The next day, I headed for the Russian Consulate just to have a look. It was a lot easier to get to, since it’s located near the Santa Maria Roman Catholic church on Istiklal Avenue in the heart of the historic Beyöğlu district. I’d passed by it many times, a handsome, broad-faced gold-colored building with the emblem and sign in Russian near the entrance.

I’d read in the news that some Russians have also fled to Istanbul. In fact, a day or two ago, a Russian DJ called Oxxxymiron gave a concert at a club in Kadıköy attended by many Russians who have recently arrived. The concert was broadcast on YouTube, and the story has been reported by CNN and The New York Times. So I was curious what the scene outside the consulate would be like.

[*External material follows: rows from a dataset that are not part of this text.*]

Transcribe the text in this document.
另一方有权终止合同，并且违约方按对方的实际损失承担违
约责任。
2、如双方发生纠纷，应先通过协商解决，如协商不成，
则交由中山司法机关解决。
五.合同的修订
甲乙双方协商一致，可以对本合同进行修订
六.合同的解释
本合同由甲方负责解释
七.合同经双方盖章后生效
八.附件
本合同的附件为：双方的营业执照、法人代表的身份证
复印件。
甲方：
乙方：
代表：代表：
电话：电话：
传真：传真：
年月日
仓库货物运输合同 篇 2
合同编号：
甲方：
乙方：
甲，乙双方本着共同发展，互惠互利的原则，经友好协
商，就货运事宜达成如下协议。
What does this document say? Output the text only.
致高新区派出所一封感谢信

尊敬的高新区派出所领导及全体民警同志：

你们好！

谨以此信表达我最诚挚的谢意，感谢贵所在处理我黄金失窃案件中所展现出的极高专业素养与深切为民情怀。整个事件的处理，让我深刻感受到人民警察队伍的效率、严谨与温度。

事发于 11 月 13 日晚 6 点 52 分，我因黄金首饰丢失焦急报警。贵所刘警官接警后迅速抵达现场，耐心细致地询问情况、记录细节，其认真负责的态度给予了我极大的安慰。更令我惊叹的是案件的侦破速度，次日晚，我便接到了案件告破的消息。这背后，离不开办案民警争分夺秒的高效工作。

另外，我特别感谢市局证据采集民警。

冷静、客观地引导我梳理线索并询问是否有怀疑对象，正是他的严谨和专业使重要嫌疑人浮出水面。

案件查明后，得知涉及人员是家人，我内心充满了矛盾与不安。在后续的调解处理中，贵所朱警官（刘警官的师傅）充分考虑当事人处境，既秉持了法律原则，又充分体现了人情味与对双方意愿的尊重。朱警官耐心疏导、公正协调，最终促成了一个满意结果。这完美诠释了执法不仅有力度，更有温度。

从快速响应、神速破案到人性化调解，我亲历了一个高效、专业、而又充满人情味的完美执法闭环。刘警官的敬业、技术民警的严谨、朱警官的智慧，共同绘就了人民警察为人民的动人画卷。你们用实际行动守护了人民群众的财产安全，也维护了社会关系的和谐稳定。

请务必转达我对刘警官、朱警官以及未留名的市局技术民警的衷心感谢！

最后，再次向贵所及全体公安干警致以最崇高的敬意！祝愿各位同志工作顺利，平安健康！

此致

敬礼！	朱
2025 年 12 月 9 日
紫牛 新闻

Approaching the consulate, the avenue crowded as always, you see that heavy iron police barriers have been set up in front. At least a dozen armed policemen were clustered behind the barricade. The police didn’t seem to be on any high alert, casually eyeing the passersby, chatting amongst themselves. Nearby, a small handful of people stood inside the barrier waiting for appointments. There have been reports of anti-war protesters outside the consulate, but there were none present at the moment. The people passing were the usual tourists, sightseers and shoppers.

It was tempting to underline the contrasting scenes outside the two consulates I’d visited, especially since Russia is the generally perceived antagonist in the conflict. But I reflected that the Ukrainian consulate is way out in the suburbs, while the Russian consulate is here in the heart of the city. In the years I have lived here, I have witnessed many protests and demonstrations, which usually begin up near Taksim Square and make their way down the long, narrow avenue. Some of them, like the Taksim Square Park protests of 2013, turned violent, with police firing tear gas at the demonstrators.

Given such recent history, mixed in with the current conflict, it is understandably necessary to have the heavy police presence in front of the Russian consulate. And a police presence on Istiklal is pretty normal, since protests involving anything can erupt almost anytime (like with inflation, which in Turkey is well into the double digits nowadays).

Anyway, I stood there only for a few moments, as I did the day before, not wanting to be noticed, to take in the scene inconspicuously. I snapped a couple photos and was on my way. I walked through the Beyoğlu back streets, where in the evenings the bars are lit up and full, and in the summer time people sit at tables long into the night drinking and listening to pulsating local and club music.

But it was only lunchtime and most of the bars were still closed, boarded up. An Irish pub was open, and I went in, sat down and ordered a tall pint of Weihenstephaner, a smooth German draft, and reflected on the past two days. The scene at the two consulates was generally routine, uneventful, but they perhaps serve as portraits of Turkey’s neutral role in the conflict. Still, it’s thought-provoking to realize that you have these two consulates quietly going about their business while just over the Black Sea to the north, the bullets and bombs are flying.

The beer tasted good, and I enjoyed the sunlight that was coming down into the dim backstreets, the people sitting at tables having lunch or coffee. Most places were still closed, but the people were out. I reflected again about how big the city is, having traversed much of it the past two days, from the factories to the far-flung suburbs, to the underbelly of the vast metro network, to the historical center, and you realize that just about anybody is welcome here. That’s a great thing about the city, but the more I reflect about the war to the north, and the quiet here, the more I realize that quiet is a fine, rare and lucky thing if you can ever find it.


James Tressler, a former Lost Coast resident, is a writer and teacher living in Istanbul.